Entriamo nel bar, Parete Ovest, dove la mia maglia dei “Porno Riviste” farà rivivere a Laura Ferrari momenti di nostalgia musicale, staccherà la radio del locale per mettere “I biglietto per l'inferno”, ricordando i bei tempi andati. Per noi però è il momento di iniziare a camminare, quindi, trovato un parcheggio abbastanza pianeggiante da non mettere alla prova l'acciaccato freno a mano dell'ambulanza, iniziamo a spargere sul sentiero sali minerali e aroma di adolescenza.
Giungiamo alla base della parete giusto in tempo per assistere alla lotta con l'alpe di Fabio, impegnato sul primo tiro di Clara, il che ci trasformerà in due umarell, e con le mani dietro la schiena, inizieremo a dispensare frasi come "teh, uperari, ul ciod l'era mej picall in un oltra manera!". Una volta capito che forse non abbiamo ancora l'età per queste cose, assaltiamo la via Graziella.
Parto io sul primo tiro, passando in un camino a interferenza albero-mozzo H7/p6. Mi elevo grazie ad un masso incastrato, con la premura di tirarlo solo verso il basso, evitando così di trasformarmi in una catapulta vichinga. Tocca a Michele sul secondo tiro, che salirà fra l'esile e l'atletico, dando mostra di notevole vigore fisico, messo in risalto dalla sua canottiera "parco giurassico" lacerata e ormai ridotta a tunica. Lo raggiungo in sosta piuttosto provato. Offerta al ribasso: V+... boh! Riparto io navigando in un mare di placca, chiedendomi se da queste parti ogni tanto sia usanza proteggersi.
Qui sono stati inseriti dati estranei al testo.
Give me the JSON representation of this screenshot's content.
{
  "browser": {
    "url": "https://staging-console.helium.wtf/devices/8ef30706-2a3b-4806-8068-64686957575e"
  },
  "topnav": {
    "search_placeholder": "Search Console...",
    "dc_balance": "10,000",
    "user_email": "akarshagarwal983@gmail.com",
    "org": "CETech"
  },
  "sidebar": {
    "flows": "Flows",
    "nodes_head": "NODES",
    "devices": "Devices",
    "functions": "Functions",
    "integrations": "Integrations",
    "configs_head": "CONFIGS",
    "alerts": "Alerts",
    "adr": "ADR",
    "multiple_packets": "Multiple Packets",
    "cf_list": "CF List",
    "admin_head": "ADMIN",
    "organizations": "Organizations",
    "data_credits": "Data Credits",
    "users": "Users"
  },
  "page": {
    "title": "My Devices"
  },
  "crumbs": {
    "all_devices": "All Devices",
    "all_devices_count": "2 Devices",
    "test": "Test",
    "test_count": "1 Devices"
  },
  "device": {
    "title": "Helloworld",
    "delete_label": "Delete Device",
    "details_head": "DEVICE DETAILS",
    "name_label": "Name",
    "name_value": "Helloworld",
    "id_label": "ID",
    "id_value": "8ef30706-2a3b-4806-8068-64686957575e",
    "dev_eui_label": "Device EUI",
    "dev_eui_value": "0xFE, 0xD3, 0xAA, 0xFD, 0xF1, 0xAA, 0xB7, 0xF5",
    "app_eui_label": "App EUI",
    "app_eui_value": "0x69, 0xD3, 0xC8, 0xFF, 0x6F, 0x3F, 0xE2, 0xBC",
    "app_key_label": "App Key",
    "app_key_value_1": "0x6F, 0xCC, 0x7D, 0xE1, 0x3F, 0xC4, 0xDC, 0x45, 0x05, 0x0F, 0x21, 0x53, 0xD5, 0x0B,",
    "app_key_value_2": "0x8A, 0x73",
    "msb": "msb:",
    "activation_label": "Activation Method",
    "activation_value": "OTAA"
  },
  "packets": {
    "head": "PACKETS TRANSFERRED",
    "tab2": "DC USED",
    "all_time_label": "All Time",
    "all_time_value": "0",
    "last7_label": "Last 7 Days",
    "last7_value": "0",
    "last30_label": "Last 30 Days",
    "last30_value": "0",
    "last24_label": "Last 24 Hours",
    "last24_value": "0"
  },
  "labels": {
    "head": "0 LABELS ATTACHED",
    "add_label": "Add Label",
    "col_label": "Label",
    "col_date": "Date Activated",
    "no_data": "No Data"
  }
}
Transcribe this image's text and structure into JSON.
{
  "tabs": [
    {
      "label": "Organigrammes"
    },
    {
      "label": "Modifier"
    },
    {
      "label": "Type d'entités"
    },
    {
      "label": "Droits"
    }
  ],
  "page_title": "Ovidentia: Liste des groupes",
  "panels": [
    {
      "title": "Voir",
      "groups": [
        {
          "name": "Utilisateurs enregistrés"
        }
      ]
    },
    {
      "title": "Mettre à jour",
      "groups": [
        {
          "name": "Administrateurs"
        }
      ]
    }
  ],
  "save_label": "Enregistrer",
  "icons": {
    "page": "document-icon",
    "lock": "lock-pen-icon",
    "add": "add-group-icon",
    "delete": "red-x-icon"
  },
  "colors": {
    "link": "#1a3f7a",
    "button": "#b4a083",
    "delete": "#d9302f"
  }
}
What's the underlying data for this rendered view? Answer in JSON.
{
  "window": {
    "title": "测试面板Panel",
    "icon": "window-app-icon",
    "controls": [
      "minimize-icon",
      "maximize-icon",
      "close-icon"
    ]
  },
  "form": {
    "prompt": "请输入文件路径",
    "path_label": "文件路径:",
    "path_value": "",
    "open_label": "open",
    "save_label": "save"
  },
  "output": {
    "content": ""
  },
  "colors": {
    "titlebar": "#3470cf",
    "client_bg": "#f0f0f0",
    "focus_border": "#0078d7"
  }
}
Da qui con un altro tiro è cima.
Inquietati dai cumulonembi che si stanno librando nel cielo in direzione stratosfera decidiamo di buttare una doppia dalla via Natasha Kinsky e metterci in salvo prima che il sopracitato aspirante temporale abbatta la sua ira su di noi. Sfortunatamente la doppia si incastrerà, il che, dopo aver ribattezzato la via "Natasha la bagascia", ci costringerà ad un atto di “fri” solo per recuperare i nostri averi. Fortunatamente invece il maltempo si scaglierà su Milesi in località Roncobello.
Da qui rientriamo alla civiltà, dove speriamo che il Mercedes modello Kosovo 1997 mi riporti al punto di estrazione.
Da Maraja è tutto, linea in studio.
Disclaimer: tutte le valutazioni metereologiche presenti in questo report e in "Milesività generale" sono frutto di quanto appreso nella lezione di mercoledì al CAI. Nozioni che verranno presto dimenticate come ogni anno, con buona pace dell'impegno profuso dal meteorologo.